Das Spiel zwischen Hertha BSC und dem VfB Stuttgart gibt Rätsel auf. Nach einer starken ersten Hälfte brach die Mannschaft in der zweiten Halbzeit komplett ein.
Rainer Widmayer hatte im wahrsten Sinne des Wortes alle Hände voll zu tun. Dem Co-Trainer von Hertha BSC wird ein ganz besonderer Draht zu einem der jüngsten und talentiertesten im Berliner Kader nachgesagt, zu Jordan Torunarigha. Deshalb sah es Widmayer am späten Samstagnachmittag, nach dem Abpfiff des Bundesliga-Spiels beim VfB Stuttgart, auch als oberste Bürgerpflicht an, den Innenverteidiger einzufangen; er musste dafür sein ganzes Körpergewicht aufbringen und einen formvollendeten Wrestling-Griff anwenden. Torunarigha wollte und wollte sich trotz aller Bemühungen nicht beruhigen.

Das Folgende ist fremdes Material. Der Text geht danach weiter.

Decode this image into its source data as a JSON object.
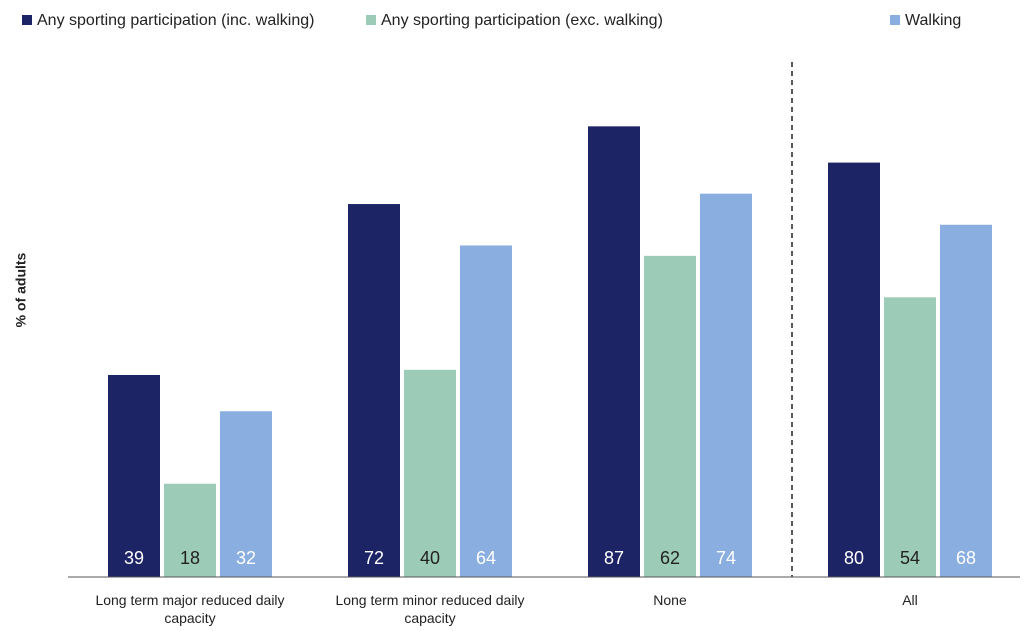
{
  "chart_data": {
    "type": "bar",
    "y_label": "% of adults",
    "categories": [
      "Long term major reduced daily capacity",
      "Long term minor reduced daily capacity",
      "None",
      "All"
    ],
    "series": [
      {
        "name": "Any sporting participation (inc. walking)",
        "color": "#1c2466",
        "values": [
          39,
          72,
          87,
          80
        ]
      },
      {
        "name": "Any sporting participation (exc. walking)",
        "color": "#9ccbb7",
        "values": [
          18,
          40,
          62,
          54
        ]
      },
      {
        "name": "Walking",
        "color": "#8aaee0",
        "values": [
          32,
          64,
          74,
          68
        ]
      }
    ],
    "ylim": [
      0,
      100
    ]
  }
}
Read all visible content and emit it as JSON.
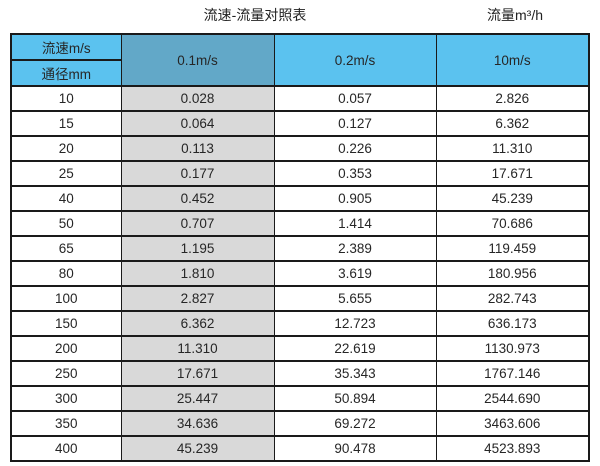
{
  "page": {
    "title": "流速-流量对照表",
    "unit_label": "流量m³/h"
  },
  "colors": {
    "header_light_blue": "#5BC2EF",
    "header_dark_blue": "#62A8C8",
    "highlight_column_gray": "#D9D9D9",
    "grid_border": "#1a1a1a"
  },
  "table": {
    "header": {
      "velocity_label": "流速m/s",
      "diameter_label": "通径mm",
      "columns": [
        "0.1m/s",
        "0.2m/s",
        "10m/s"
      ]
    },
    "rows": [
      {
        "dn": "10",
        "values": [
          "0.028",
          "0.057",
          "2.826"
        ]
      },
      {
        "dn": "15",
        "values": [
          "0.064",
          "0.127",
          "6.362"
        ]
      },
      {
        "dn": "20",
        "values": [
          "0.113",
          "0.226",
          "11.310"
        ]
      },
      {
        "dn": "25",
        "values": [
          "0.177",
          "0.353",
          "17.671"
        ]
      },
      {
        "dn": "40",
        "values": [
          "0.452",
          "0.905",
          "45.239"
        ]
      },
      {
        "dn": "50",
        "values": [
          "0.707",
          "1.414",
          "70.686"
        ]
      },
      {
        "dn": "65",
        "values": [
          "1.195",
          "2.389",
          "119.459"
        ]
      },
      {
        "dn": "80",
        "values": [
          "1.810",
          "3.619",
          "180.956"
        ]
      },
      {
        "dn": "100",
        "values": [
          "2.827",
          "5.655",
          "282.743"
        ]
      },
      {
        "dn": "150",
        "values": [
          "6.362",
          "12.723",
          "636.173"
        ]
      },
      {
        "dn": "200",
        "values": [
          "11.310",
          "22.619",
          "1130.973"
        ]
      },
      {
        "dn": "250",
        "values": [
          "17.671",
          "35.343",
          "1767.146"
        ]
      },
      {
        "dn": "300",
        "values": [
          "25.447",
          "50.894",
          "2544.690"
        ]
      },
      {
        "dn": "350",
        "values": [
          "34.636",
          "69.272",
          "3463.606"
        ]
      },
      {
        "dn": "400",
        "values": [
          "45.239",
          "90.478",
          "4523.893"
        ]
      }
    ]
  },
  "chart_data": {
    "type": "table",
    "title": "流速-流量对照表",
    "unit": "流量m³/h",
    "columns": [
      "通径mm",
      "0.1m/s",
      "0.2m/s",
      "10m/s"
    ],
    "rows": [
      [
        10,
        0.028,
        0.057,
        2.826
      ],
      [
        15,
        0.064,
        0.127,
        6.362
      ],
      [
        20,
        0.113,
        0.226,
        11.31
      ],
      [
        25,
        0.177,
        0.353,
        17.671
      ],
      [
        40,
        0.452,
        0.905,
        45.239
      ],
      [
        50,
        0.707,
        1.414,
        70.686
      ],
      [
        65,
        1.195,
        2.389,
        119.459
      ],
      [
        80,
        1.81,
        3.619,
        180.956
      ],
      [
        100,
        2.827,
        5.655,
        282.743
      ],
      [
        150,
        6.362,
        12.723,
        636.173
      ],
      [
        200,
        11.31,
        22.619,
        1130.973
      ],
      [
        250,
        17.671,
        35.343,
        1767.146
      ],
      [
        300,
        25.447,
        50.894,
        2544.69
      ],
      [
        350,
        34.636,
        69.272,
        3463.606
      ],
      [
        400,
        45.239,
        90.478,
        4523.893
      ]
    ]
  }
}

Offenbar war er von einem Gegenspieler „übel beleidigt“ worden, wie Widmayer später berichtete. Torunarigha selbst konnte in der Causa nichts Erhellendes beitragen; wie viele andere Kollegen verließ er wortlos und mächtig angefressen das Stuttgarter Stadion. Torhüter Rune Jarstein etwa saß bereits wenige Minuten nach Abpfiff im Mannschaftsbus.
Angesichts des Spielverlaufs war der Ärger im Berliner Lager absolut verständlich: Nach einer ersten Halbzeit, in der Hertha keinen einzigen Torschuss zuließ, 70 Prozent Ballbesitz erzielte und folgerichtig mit 1:0 in die Pause ging, verspielten die Berliner im zweiten Durchgang alles: Zwei Treffer von Mario Gomez stellten ein Spiel auf den Kopf, in dem sich die Gäste im Grunde nur selbst schlagen konnten. „Es gab in meiner Hertha-Zeit sicherlich einige unnötige Niederlagen“, sagte Fabian Lustenberger, „aber diese zählt sicher zu den unnötigsten.